High lithium ionic conductivity of garnet-type oxide Li7+xLa3Zr2-xSmxO12 (x = 0–0.1) ceramics

• Published in: Materials letters Vol. 231; pp. 43 - 46
• Main Authors: Wang, Xishu, Liu, Jie, Yin, Rui, Xu, Yichen, Cui, Yonghua, Zhao, Liang, Yu, Xibin
• Format: Journal Article
• Language: English
• Published: Elsevier B.V 15.11.2018
• Subjects: Ceramics; Garnet; Ionic conductor; Sintering; Solid electrolytes; Garnet; Solid electrolytes; Ceramics; Sintering; Ionic conductor
• ISSN: 0167-577X; 1873-4979
• DOI: 10.1016/j.matlet.2018.08.006

•Good sinterability of Li7La3Zr2O12 is obtained by adding Sm3+.•Li7.06La3Zr1.94Sm0.06O12 could be promising Li-ion solid electrolytes.•The total ion-conductivity of Li7.06La3Zr1.94Sm0.06O12 ceramic pellets reach up to 2.46 × 10−4  S·cm−1. Li7La3Zr2O12 (LLZO) garnet is one of the most promising Lithium-ion solid electrolytes in all-solid-state Lithium-ion batteries, due to its higher chemical stability to Li metal and relatively higher lithium-ion conductivity.
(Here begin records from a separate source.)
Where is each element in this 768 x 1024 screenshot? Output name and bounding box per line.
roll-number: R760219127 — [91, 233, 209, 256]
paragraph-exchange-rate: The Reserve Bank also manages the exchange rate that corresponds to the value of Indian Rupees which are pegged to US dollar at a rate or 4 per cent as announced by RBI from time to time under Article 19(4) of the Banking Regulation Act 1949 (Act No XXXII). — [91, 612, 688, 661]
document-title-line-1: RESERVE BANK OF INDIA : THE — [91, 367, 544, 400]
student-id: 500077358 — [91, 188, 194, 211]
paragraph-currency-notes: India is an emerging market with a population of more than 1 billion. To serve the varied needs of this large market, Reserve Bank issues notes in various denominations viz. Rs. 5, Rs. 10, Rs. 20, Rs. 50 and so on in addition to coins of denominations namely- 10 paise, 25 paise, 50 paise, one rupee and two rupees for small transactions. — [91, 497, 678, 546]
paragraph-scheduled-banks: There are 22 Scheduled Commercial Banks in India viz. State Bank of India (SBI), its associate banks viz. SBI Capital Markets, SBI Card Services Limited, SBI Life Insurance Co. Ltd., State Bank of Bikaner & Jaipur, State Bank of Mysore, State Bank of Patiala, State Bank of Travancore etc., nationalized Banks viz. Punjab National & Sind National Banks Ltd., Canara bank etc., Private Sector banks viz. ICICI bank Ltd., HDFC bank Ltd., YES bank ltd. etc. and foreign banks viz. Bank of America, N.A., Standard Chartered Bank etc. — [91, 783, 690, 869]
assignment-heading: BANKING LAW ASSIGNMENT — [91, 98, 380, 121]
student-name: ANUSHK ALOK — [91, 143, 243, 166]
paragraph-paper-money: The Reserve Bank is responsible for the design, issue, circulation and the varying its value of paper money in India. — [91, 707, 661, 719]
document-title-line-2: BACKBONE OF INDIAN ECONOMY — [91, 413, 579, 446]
To further increase the electrical conductivity of LLZO, Sm3+ is doped into the Zr4+ site of LLZO so that excess Li occupies the position of the octahedral. Thereby lithium ion transport and increasing ionic conductivity are promoted. The optimal addition of Sm3+ is 0.06. Li7+xLa3Zr2-xSmxO12 (LLZSO, x = 0.06) electrolyte with cubic phase is obtained with sintering at 1200 °C for only 3 h. It has higher relative density and better ionic conductivity than the pristine LLZO. Its bulk and total ionic conductivity are ∼6.4 × 10−4 S·cm−1 and 2.46 × 10−4 S·cm−1 at 20 °C, respectively.